Generally speaking, I follow the advice and perform the same search on myself using Google, Bing, Yahoo, and Ice Rocket utilizing various forms of my name (quotes, no quotes, middle initial, etc.). After the initial wonder finding blog comments, ALAO board meeting minutes, a email posting from grad school years ago, and more recently uFollow, I've not found anything unusual or needing my attention. That is, until last week. Search results yielded links to several very dated (six years ago) technology handouts and tutorials I developed had been uploaded from my personal university web site to a course material sharing web site.

I like to share; all of my instructional videos on YouTube are public and I've never denied a request for using one of my LibGuides, but finding these resources posted without permission was irksome.

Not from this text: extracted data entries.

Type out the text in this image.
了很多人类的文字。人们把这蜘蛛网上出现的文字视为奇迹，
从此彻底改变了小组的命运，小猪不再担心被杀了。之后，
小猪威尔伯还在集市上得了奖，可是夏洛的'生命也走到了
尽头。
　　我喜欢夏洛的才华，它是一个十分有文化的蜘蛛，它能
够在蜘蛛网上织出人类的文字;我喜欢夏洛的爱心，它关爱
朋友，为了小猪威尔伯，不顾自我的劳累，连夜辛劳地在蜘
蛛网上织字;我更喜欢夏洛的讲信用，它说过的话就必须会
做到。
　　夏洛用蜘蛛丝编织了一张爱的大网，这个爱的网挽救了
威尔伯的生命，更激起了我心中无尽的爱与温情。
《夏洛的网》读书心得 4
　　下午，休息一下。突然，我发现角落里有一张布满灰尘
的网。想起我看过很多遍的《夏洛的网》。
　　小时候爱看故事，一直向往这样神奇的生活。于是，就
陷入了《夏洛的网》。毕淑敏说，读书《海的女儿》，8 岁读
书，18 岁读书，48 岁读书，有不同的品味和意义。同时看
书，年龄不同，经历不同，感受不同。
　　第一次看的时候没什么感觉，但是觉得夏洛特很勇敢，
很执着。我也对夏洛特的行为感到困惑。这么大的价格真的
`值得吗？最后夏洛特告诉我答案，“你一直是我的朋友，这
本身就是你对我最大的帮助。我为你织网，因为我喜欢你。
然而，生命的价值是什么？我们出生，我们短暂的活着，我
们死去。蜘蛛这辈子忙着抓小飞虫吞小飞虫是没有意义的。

I searched the site for project guidelines, privacy notices, and contact information to request removal of items uploaded without permission. I sent an email request, complete with specific links and document titles, on Tuesday. I had an answer the next day complete with digital copyright statements showing they had complied with the law and a requirement I state - categorically - my ownership of said documents. I found it ironic they could post what did not belong to them, yet I had to 'prove' they were mine to have them removed. Official notice the four documents had been removed arrived via email late Thursday. Yesterday I tested the links and they were indeed no longer active. I also found three more items (update: they have been removed).